After an announcement last year, Google will finally end unlimited free storage for Google Photos users today. The company had said that from June 1, Google Photos will share 15GB of cloud storage with other services such as Gmail and Google Drive. However, you could pay for a Google One subscription and continue storing pictures on the company's cloud storage. Here are more details.
Since 2020, Google has been paywalling features behind Google One
Earlier this month, we had reported on this impending deadline. Since last year, Google has been paywalling features, including cloud storage and editing features on Google Photos. The company reportedly said that it wanted to "keep pace with the growing demand for storage and build Google Photos for the future." However, 15GB of free storage that remains won't hold many pictures either.
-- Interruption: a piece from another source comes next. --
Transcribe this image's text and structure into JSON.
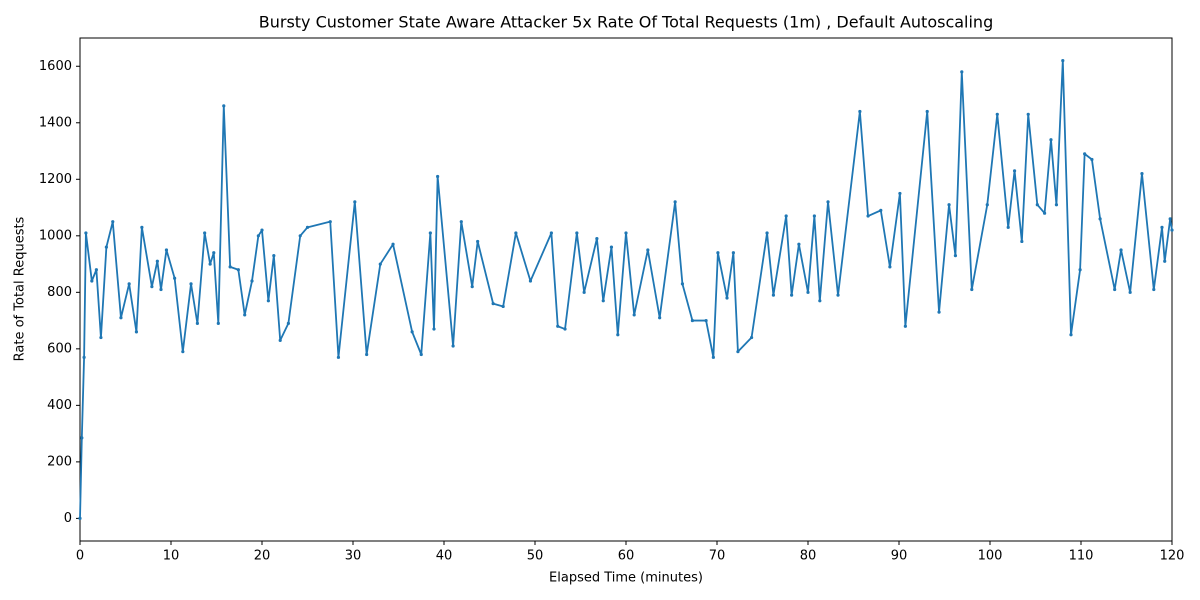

First, estimate how much storage you'll need in a year
For starters, you can delete the pictures shot in burst mode, blurry photos, and the ones you wouldn't want to keep anymore. Further, calculate how much storage you would need for at least the next year. Now, armed with a realistic estimate of how much storage you would need in the immediate future, you can pick a Google One subscription to suit your requirement.
Subscriptions cost between Rs. 130 and Rs. 650 per month
To continue enjoying Google's storage, you'll need a Google One subscription. The first tier offers 100GB of storage for Rs. 130 per month or Rs. 1,300 a year. The second tier offers 200GB of storage for Rs. 210 per month or Rs. 2,100 per year. The last tier offers 2TB of storage for Rs. 650 per month or Rs. 6,500 per year.
Is the convenience worth the privacy risk? You decide
Interestingly, if you feel you won't need all the storage you purchase, all the aforementioned Google One memberships allow you to share the purchased cloud storage with your family members. That said, we urge you to reconsider whether the convenience of cloud storage is worth risking your privacy. Sometimes, it's just better to go open-source and build a NAS (network attached storage) at home.